Rand reached for her blindly and they twined their fingers together. In that moment, she was seventeen again. The boys had just graduated boot camp and would be headed off to war. They’d gone out to celebrate. Matt had drunk himself silly and passed out at the hotel, leaving Rand and Sarah to stroll down to a park. They’d sat on swings, fingers entwined. He’d had a story, some silly point about how he and Matt would be half a world away and still right there…but all she remembered was sitting there, holding his hand, scared to let him go.

If he couldn’t face what had happened, that he’d abandoned them out of misplaced guilt, she didn’t know if they could work together.

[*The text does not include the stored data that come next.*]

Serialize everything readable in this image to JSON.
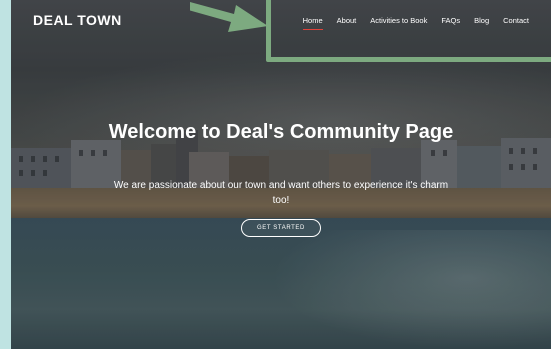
{
  "brand": "DEAL TOWN",
  "nav": [
    {
      "label": "Home",
      "active": true
    },
    {
      "label": "About",
      "active": false
    },
    {
      "label": "Activities to Book",
      "active": false
    },
    {
      "label": "FAQs",
      "active": false
    },
    {
      "label": "Blog",
      "active": false
    },
    {
      "label": "Contact",
      "active": false
    }
  ],
  "hero": {
    "title": "Welcome to Deal's Community Page",
    "subtitle": "We are passionate about our town and want others to experience it's charm too!",
    "cta": "GET STARTED"
  },
  "colors": {
    "page_bg": "#bfe3e2",
    "annotation_green": "#7daa80",
    "active_underline": "#e0433b",
    "text": "#ffffff"
  }
}
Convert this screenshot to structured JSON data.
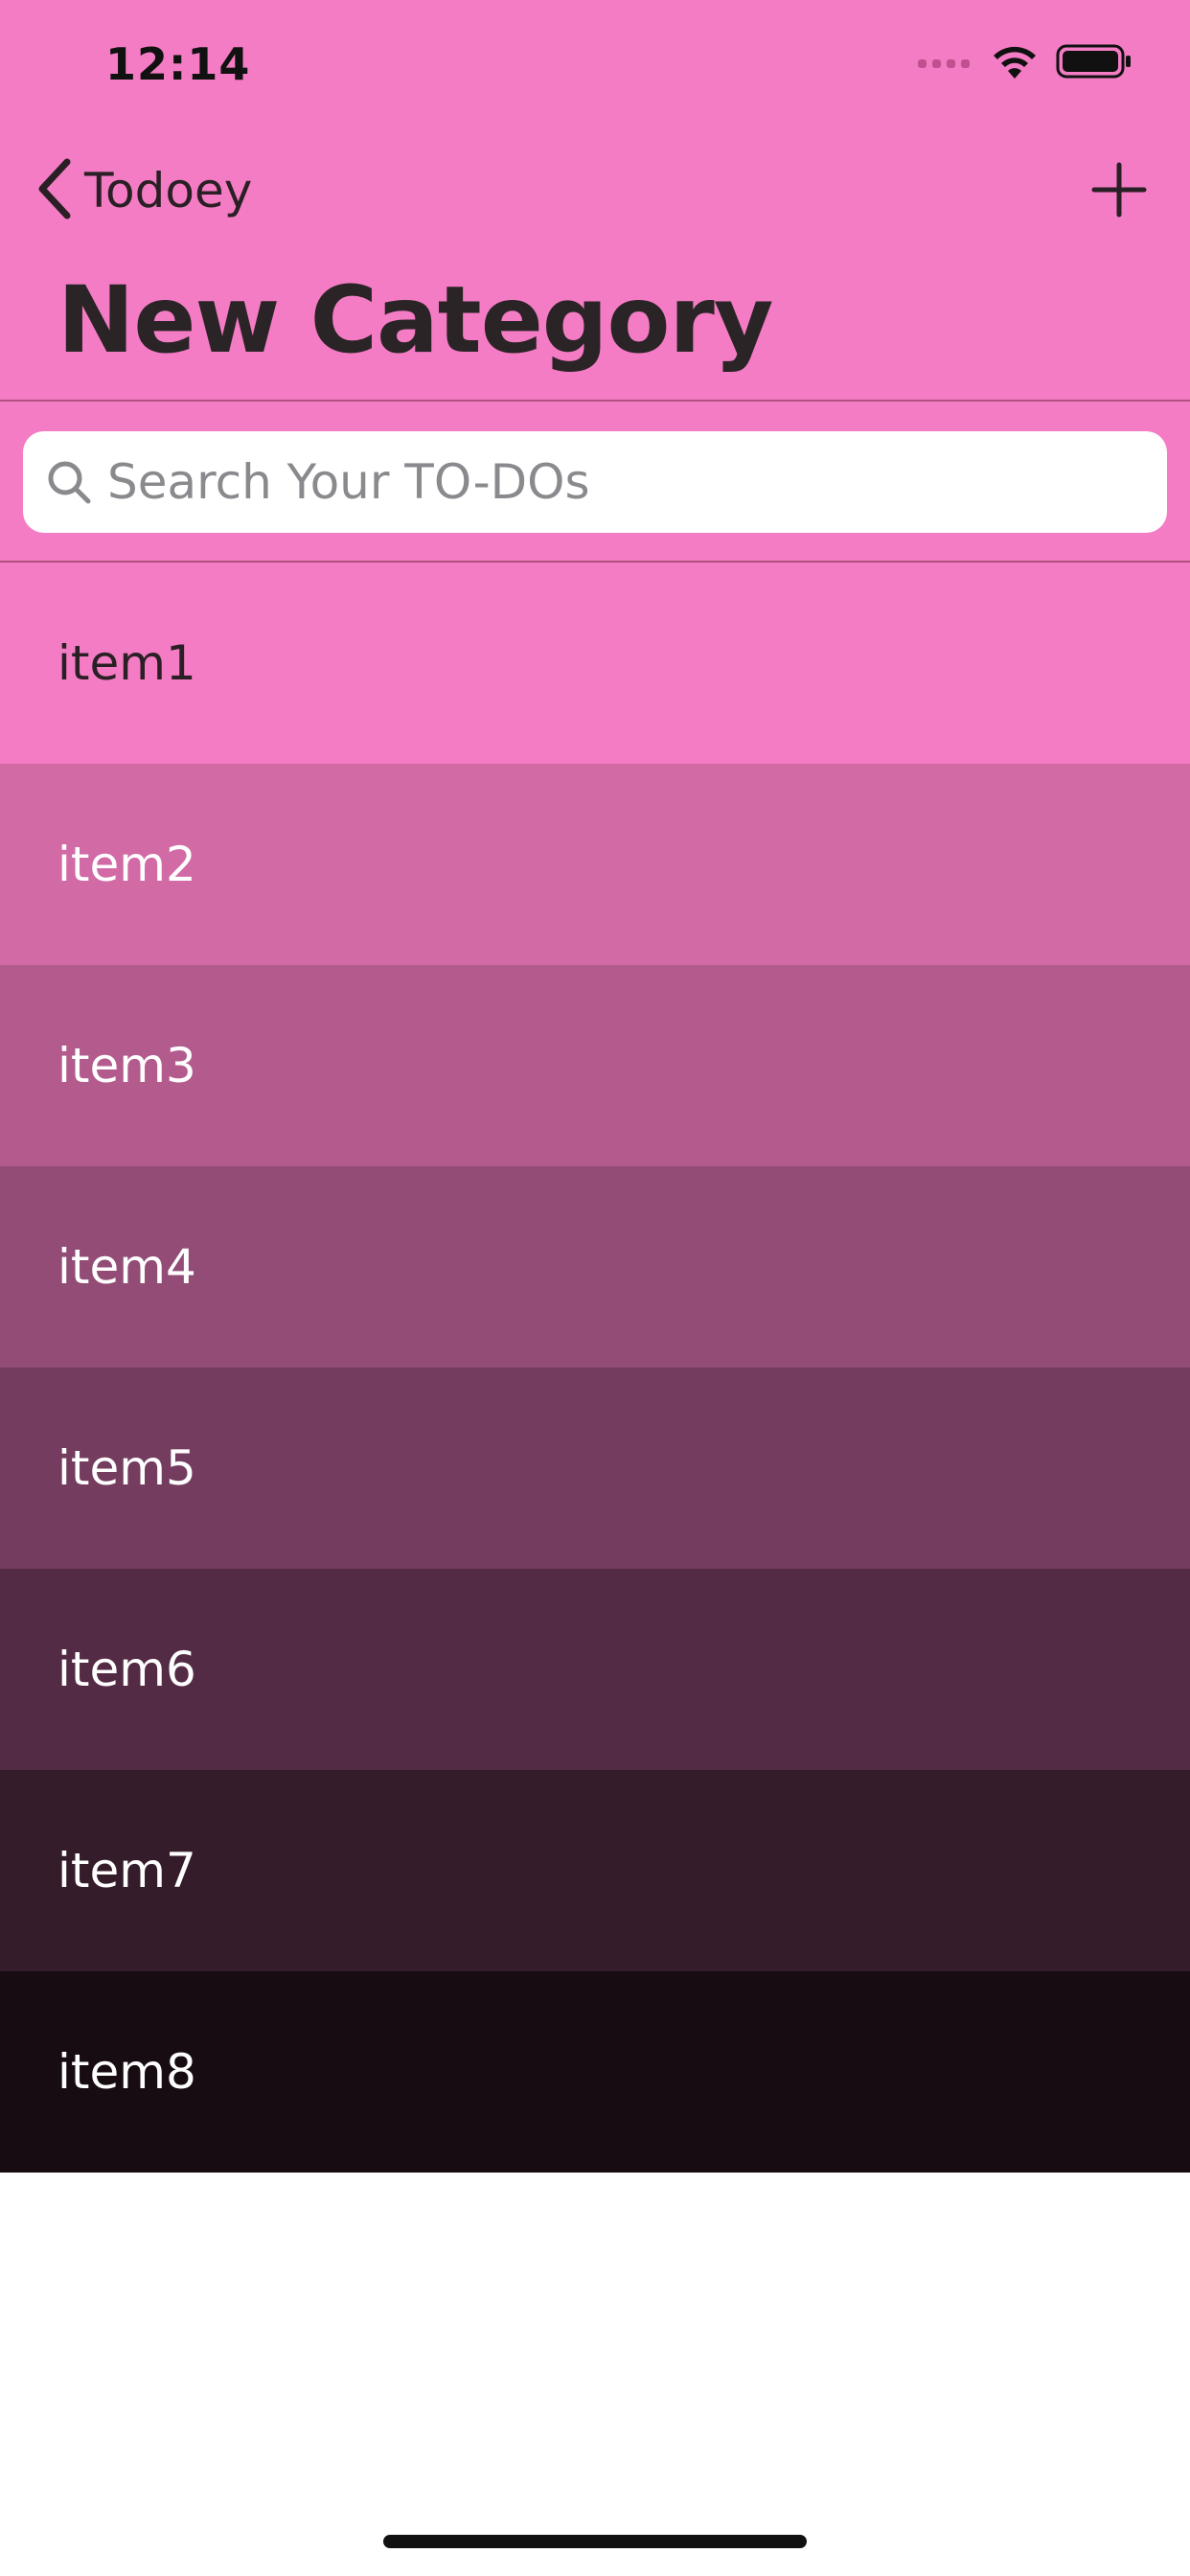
{
  "status_bar": {
    "time": "12:14"
  },
  "nav": {
    "back_label": "Todoey",
    "back_icon": "chevron-left-icon",
    "add_icon": "plus-icon"
  },
  "title": "New Category",
  "search": {
    "placeholder": "Search Your TO-DOs",
    "value": "",
    "icon": "search-icon"
  },
  "colors": {
    "accent": "#f47cc4",
    "title_text": "#2a2427",
    "placeholder": "#8a8a8e"
  },
  "items": [
    {
      "label": "item1",
      "bg": "#f47cc4",
      "fg": "#2a1f24"
    },
    {
      "label": "item2",
      "bg": "#d26aa6",
      "fg": "#ffffff"
    },
    {
      "label": "item3",
      "bg": "#b35b8d",
      "fg": "#ffffff"
    },
    {
      "label": "item4",
      "bg": "#924c75",
      "fg": "#ffffff"
    },
    {
      "label": "item5",
      "bg": "#743c5e",
      "fg": "#ffffff"
    },
    {
      "label": "item6",
      "bg": "#542b44",
      "fg": "#ffffff"
    },
    {
      "label": "item7",
      "bg": "#341c2a",
      "fg": "#ffffff"
    },
    {
      "label": "item8",
      "bg": "#170c12",
      "fg": "#ffffff"
    }
  ]
}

The day she’d heard Matt and Rand were in an accident, that there’d been a fire fight, she’d worried about both of them. Even when the details came out, painting Rand at fault, because someone had to carry the blame. Maybe if her parents had found fault with him, or if Matt were angry, but they all got it. And he’d still disappeared.

It hurt.

“Bathroom functional?” She needed a moment to herself. To pack all these stray emotions in before she cried.

“Yup. Through there.”

“Thanks.” She stood slowly, holding herself together.

There was still a big, Rand-shaped hole in her heart. Well, now she knew where he’d been and could assume why he hadn’t come back. Spy work was dangerous. It was why she avoided home as much as possible. She just didn’t know if the man with her now was the same one she missed. She wasn’t the same person from back then, so why should she expect him to be the same? To be what she wanted?



Rand watched her cross the room, his gaze drifting lower, measuring her stride, looking for a limp or weakness. If they had to run, he needed to know if she could keep up. Those hips. He’d studied them as a teen. There was a whole mental flip-book of Sarah in those tiny volleyball shorts from high school lodged in his skull, featuring those hips.

Sarah Collins. All grown up.

She closed the bathroom door, shutting him out. All the tension lodged between his shoulder blades was leaking into the rest of him.

How the fuck had this happened?

The last time he’d seen Sarah, they’d been in that hospital room. He’d taken one look at Matt, then her, and known he couldn’t stick around. That he was the last thing they needed in their lives. He destroyed things. Anything near him was in danger. And Sarah was too precious to risk.